Eventually Nifty ended the week around the 17,900 mark, which is the highest ever close for our markets. Considering the recent behaviour, it is pretty clear that the bulls are not willing to loosen their firm grip so easily. But we reiterate that it may not be easy to participate in this phase of the market. We are not convinced about trading aggressively on the long side at this moment. Although there could be odd thematic moves that can be focused on but do not go all guns blazing at such elevated levels.

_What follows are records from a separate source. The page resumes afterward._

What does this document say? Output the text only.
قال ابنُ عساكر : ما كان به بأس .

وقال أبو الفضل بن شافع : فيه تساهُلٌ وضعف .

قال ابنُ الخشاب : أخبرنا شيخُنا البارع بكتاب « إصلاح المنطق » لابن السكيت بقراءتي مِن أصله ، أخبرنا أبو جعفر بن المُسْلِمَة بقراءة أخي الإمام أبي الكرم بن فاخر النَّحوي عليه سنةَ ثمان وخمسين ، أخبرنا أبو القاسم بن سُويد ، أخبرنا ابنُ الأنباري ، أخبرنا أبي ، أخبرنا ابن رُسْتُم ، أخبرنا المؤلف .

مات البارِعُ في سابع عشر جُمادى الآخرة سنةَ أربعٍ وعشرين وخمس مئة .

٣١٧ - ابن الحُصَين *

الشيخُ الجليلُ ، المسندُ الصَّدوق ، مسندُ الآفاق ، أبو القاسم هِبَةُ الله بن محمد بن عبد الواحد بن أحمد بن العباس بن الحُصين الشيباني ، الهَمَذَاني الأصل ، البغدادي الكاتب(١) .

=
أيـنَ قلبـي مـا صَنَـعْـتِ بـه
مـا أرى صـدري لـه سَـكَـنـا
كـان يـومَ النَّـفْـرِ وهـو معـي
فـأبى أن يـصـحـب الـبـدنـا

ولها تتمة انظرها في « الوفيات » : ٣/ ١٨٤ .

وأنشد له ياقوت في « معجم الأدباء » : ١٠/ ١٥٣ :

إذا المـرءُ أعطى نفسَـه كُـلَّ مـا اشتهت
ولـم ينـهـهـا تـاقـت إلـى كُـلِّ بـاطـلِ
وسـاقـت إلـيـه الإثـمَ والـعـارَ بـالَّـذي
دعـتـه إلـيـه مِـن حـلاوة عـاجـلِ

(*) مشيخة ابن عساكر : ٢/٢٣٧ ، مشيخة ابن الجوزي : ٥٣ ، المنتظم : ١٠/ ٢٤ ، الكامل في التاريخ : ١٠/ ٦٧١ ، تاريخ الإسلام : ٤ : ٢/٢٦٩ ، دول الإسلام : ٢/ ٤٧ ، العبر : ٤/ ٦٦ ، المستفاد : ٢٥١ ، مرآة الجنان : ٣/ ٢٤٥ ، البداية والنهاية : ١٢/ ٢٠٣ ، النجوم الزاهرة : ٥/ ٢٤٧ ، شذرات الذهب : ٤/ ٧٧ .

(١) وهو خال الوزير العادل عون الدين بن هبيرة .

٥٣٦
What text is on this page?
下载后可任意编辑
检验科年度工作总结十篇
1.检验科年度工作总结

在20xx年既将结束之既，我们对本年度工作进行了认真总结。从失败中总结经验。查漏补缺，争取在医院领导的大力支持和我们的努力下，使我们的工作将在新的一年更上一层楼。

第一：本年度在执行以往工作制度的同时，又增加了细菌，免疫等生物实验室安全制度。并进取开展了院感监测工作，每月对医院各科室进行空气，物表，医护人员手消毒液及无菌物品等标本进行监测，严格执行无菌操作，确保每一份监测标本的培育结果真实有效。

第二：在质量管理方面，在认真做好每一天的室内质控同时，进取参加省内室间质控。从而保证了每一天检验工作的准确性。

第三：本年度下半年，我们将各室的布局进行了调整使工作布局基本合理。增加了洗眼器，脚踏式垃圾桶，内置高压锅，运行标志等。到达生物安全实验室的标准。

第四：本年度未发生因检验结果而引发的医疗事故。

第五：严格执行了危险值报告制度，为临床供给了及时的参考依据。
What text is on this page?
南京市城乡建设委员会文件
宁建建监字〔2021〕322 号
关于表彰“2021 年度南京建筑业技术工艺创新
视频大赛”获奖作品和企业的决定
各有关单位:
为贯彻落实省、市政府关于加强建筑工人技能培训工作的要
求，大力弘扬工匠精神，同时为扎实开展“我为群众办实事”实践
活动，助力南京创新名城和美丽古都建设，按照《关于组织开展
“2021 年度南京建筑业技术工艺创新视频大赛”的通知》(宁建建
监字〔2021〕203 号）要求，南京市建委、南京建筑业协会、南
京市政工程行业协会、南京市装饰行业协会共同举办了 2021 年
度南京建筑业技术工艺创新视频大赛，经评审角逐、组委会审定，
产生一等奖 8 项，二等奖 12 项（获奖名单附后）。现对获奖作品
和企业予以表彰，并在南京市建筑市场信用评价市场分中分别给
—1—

As far as levels are concerned, 17,900 – 17,950 remain to be a sturdy wall and on the flipside, 17,600 has become sacrosanct support. The way we are following the US markets of late, all eyes are on how they move going ahead. Also, as far as BANK NIFTY is concerned, nobody knows what it is up to -- clearly directionless and is flirting around key support as well as resistance levels. The IT heavyweight TCS is going to flag off the result season. Let’s see if any exciting outcome from this pushes Nifty beyond 18,000 or not.
Stock recommendations
View – Bullish
Last Close – Rs 626.40
Justification – On Friday, the entire IT space was on a roll just ahead of the TCS numbers. Mostly, ‘CIGNITI TECHNOLOGIES’ does not come into our recommendation list but the way this smaller IT name moved on Friday, it has certainly caught our attention. On the daily time frame chart, we can witness a series of higher highs, higher lows and now the momentum oscillator like ‘RSI-Smoothened’ is sloping upwards, which is a sign of strength. We recommend buying for a short term target of Rs.670. The stop loss can be placed at Rs.602.
2. NSE Scrip Code – SBI LIFE
View – Bearish
Last Close – Rs 1196.45
Justification – Most of the insurance-related stocks have been enjoying their strong Bull Run over the past few months. Since the March lows, this stock has given a stupendous move as we can see two-fold returns in a span of merely 6 months. Although this stock does not have a habit of going through a corrective patch for a long time, we can see some signs of weakness in the near term. Due to last three days’ decline, the stock prices have slipped below their key short-term moving averages. Hence, we expect this correction to extend in the coming week. One can look to sell on a bounce around 1,210 - 1,220 for a target of Rs 1,150. The strict stop loss is to be kept at Rs 1,236.